Cupid (114) -The company is a leading exporter of male and female condoms, personal lubricant and IVD kits. It has a production capacity of up to 480 mn male condoms, 52 mn female condoms, 210 mn sachets of personal lubricant and 20 mn IVD Test Kits annually. In December 2023, the company announced strategic land acquisition that will enable it to amplify its production capacity by 1.5 times the existing output. As a result, the annual production capacity will be augmented by approximately 770 mn male condoms and 75 mn female condoms. This expansion is in addition to the current production capacity. The company has a prominent presence in the international markets and holds the distinction of being the first company in the world to attain WHO/UNFPA pre-qualification for male and female condoms. CUPID currently exports its products to over 105 countries, with over 90% of its revenue generated from international markets.

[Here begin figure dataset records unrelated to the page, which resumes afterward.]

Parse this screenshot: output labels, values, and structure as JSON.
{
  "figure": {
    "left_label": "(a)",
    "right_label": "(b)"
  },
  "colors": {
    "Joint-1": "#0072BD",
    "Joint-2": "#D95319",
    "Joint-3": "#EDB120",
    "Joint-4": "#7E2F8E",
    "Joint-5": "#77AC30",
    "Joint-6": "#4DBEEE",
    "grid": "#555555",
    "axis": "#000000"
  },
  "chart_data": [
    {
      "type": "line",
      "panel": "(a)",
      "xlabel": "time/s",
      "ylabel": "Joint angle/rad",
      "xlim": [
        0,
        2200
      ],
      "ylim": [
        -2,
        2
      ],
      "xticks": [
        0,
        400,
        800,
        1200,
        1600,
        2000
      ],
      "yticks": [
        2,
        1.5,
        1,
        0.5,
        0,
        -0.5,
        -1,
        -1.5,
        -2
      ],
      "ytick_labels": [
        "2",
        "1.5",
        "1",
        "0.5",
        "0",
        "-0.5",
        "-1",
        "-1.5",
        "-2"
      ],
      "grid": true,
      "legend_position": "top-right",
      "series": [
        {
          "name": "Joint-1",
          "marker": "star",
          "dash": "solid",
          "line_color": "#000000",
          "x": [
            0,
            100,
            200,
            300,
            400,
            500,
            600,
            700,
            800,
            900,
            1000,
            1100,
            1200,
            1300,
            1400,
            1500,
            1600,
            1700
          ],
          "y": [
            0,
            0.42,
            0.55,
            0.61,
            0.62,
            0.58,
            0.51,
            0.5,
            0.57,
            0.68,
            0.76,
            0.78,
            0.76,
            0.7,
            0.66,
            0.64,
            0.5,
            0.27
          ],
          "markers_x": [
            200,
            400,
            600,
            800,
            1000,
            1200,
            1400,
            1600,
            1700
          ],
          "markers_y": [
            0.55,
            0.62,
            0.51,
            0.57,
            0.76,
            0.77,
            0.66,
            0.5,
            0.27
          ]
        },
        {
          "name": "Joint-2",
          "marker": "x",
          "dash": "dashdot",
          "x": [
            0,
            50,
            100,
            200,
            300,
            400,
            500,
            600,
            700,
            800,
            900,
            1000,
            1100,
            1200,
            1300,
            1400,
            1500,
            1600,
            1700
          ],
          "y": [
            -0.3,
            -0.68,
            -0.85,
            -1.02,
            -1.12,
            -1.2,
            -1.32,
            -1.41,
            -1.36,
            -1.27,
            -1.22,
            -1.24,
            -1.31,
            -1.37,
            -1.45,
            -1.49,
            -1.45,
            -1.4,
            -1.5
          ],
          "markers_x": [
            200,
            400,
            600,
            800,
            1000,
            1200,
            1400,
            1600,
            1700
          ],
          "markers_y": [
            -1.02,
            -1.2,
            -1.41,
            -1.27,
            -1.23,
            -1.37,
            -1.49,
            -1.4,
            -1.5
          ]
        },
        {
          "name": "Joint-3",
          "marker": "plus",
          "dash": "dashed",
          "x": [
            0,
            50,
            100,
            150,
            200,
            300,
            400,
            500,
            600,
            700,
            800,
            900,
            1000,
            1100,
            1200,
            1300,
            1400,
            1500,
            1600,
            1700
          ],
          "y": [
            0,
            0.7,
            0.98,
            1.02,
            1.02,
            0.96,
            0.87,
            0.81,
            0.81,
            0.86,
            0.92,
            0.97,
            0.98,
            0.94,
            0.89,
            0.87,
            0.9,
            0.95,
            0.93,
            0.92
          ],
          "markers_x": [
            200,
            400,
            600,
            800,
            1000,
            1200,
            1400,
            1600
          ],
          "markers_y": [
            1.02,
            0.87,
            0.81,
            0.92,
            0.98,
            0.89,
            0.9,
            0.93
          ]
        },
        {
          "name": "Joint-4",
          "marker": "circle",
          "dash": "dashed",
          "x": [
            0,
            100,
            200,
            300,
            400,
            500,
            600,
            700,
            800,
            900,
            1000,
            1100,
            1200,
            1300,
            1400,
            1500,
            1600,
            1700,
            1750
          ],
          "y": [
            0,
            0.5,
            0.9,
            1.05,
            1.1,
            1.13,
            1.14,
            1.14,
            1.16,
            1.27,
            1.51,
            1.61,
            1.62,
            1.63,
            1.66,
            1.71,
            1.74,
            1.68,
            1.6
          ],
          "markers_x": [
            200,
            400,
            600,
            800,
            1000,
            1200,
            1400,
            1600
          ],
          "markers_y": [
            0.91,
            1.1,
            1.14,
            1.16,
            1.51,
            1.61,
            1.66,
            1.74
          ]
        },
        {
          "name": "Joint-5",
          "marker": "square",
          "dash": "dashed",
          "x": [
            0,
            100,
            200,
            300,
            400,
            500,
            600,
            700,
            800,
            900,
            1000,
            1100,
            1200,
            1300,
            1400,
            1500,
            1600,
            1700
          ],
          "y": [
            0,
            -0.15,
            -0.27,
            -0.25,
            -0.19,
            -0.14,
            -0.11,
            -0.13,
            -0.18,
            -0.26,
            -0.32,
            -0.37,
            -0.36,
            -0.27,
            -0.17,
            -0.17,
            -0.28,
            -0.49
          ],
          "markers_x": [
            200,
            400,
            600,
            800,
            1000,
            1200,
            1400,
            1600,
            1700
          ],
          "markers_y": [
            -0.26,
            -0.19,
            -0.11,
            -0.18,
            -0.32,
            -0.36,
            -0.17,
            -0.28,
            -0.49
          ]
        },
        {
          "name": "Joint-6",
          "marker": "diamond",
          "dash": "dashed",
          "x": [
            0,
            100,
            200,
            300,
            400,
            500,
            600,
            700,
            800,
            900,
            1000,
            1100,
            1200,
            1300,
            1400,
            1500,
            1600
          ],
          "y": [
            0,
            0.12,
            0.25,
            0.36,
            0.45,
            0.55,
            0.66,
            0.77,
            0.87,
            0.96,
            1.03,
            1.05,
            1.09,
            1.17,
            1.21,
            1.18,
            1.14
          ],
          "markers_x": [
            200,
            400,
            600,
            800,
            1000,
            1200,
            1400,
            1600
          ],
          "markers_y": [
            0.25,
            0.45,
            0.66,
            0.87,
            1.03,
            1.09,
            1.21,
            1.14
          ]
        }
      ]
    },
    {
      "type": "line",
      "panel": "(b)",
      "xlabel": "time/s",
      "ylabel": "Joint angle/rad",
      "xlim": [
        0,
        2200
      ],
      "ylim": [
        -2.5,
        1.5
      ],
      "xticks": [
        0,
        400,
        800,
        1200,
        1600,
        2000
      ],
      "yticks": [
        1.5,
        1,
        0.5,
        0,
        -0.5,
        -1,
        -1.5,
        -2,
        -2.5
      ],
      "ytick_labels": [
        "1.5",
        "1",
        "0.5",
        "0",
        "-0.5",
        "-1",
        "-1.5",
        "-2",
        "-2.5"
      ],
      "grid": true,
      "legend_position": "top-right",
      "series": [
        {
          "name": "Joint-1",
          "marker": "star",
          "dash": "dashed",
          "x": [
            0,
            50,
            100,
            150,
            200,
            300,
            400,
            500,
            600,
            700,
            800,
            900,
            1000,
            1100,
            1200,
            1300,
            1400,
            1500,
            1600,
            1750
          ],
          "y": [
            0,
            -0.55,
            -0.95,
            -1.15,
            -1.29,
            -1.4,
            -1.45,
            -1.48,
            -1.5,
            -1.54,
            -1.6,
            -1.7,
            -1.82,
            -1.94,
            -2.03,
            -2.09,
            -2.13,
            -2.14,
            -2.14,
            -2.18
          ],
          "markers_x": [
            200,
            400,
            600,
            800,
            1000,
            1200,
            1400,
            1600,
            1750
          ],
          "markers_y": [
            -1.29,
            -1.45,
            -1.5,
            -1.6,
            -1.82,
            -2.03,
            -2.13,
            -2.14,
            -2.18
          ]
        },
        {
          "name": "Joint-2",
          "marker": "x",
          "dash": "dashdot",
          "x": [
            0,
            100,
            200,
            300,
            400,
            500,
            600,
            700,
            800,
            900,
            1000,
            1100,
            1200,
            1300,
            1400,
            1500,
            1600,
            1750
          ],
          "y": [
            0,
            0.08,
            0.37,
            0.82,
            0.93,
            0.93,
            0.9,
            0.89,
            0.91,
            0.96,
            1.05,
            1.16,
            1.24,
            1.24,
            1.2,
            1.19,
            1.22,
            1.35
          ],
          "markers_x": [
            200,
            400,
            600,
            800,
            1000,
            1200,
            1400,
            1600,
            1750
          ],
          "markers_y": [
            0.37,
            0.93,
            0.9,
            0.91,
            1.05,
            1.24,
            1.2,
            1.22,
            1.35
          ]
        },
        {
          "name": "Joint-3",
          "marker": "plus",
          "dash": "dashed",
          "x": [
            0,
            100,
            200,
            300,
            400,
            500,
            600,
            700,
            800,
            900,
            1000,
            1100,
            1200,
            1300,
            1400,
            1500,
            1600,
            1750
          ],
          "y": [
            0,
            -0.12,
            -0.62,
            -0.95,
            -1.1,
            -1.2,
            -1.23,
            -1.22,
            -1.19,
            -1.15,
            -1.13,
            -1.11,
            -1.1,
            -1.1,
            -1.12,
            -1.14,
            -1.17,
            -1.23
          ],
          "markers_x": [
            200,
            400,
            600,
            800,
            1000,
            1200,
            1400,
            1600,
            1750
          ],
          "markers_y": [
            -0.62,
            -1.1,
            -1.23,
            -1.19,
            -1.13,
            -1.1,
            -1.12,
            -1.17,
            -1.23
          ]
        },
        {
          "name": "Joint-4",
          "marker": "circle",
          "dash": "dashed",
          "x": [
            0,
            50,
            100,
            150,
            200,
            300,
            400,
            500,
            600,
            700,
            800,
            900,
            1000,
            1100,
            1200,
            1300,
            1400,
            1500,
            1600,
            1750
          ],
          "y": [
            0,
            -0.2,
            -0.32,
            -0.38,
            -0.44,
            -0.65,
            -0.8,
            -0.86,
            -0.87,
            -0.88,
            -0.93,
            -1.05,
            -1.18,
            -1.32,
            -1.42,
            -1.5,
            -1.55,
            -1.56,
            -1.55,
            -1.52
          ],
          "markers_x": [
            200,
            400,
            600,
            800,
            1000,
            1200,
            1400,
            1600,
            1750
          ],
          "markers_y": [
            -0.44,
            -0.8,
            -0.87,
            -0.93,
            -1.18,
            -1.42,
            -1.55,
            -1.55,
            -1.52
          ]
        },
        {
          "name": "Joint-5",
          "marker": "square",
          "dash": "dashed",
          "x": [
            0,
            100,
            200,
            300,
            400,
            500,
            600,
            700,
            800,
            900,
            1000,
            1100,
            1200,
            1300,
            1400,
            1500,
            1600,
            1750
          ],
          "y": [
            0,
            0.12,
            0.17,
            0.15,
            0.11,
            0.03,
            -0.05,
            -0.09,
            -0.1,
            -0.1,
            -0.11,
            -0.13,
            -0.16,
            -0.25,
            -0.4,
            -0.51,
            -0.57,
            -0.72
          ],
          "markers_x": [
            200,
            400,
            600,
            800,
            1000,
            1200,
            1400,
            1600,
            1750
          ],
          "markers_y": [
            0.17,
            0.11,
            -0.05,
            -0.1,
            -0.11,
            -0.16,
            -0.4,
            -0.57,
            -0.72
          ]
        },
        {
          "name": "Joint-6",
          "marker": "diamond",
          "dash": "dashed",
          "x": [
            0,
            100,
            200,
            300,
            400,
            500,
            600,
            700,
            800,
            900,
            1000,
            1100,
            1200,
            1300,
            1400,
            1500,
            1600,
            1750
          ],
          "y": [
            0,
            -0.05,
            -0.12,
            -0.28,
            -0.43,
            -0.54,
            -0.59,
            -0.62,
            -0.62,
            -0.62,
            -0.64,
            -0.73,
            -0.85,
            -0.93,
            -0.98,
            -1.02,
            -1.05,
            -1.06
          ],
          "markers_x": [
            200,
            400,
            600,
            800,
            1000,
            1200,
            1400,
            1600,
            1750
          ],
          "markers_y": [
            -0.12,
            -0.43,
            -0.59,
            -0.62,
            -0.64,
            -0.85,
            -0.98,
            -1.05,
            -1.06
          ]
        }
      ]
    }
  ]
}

The company split its shares to Re 1 paid-up. It had also announced a 1:1 bonus. With an expected Rs 4-5 EPS for FY24-25 on the enhanced capital, the stock looks interesting though the near term could see some sluggishness due to increase in floating stock as a result of the spilt and bonus. Technically levels of around 90 would be ideal for entry.
NIFTY – The index continued to slide for most part of the week. Closer to the previous month’s low of 21710, short covering emerged and a smart recovery ensured a close above 22000.The coming week could see resistance around 22350-400.A closing above that would be a welcome sign for resumption of the uptrend. The weekly low of 21777 will be critical as a slip below that will make the market vulnerable to a fall below 21300.
BANK NIFTY-The index saw a sharp cut last week. The coming week will begin with cues from the HDFC Bank results. A swing past 48100 and consolidation above that could be very positive for the index to go past 48700. A slip below 46580 could see the index slipping to the 200-dma of 45650.
PICKS FOR THE WEEK
Ramkrishna Forging (773)-The stock has given a strong bullish weekly engulfing pattern on good volumes. With strong momentum in place the scrip could advance past its previous all time high of 815. A target of 840-50 could be expected in the coming weeks.
Sanghvi Movers (1327) -The stock with low floating stock saw good support emerging around 1200 and now looks steadily breaking past its previous high of 1400 which is a modest target. The stock could be an interesting bet for a target of 1500 also.
Wishing all readers, a great trading week!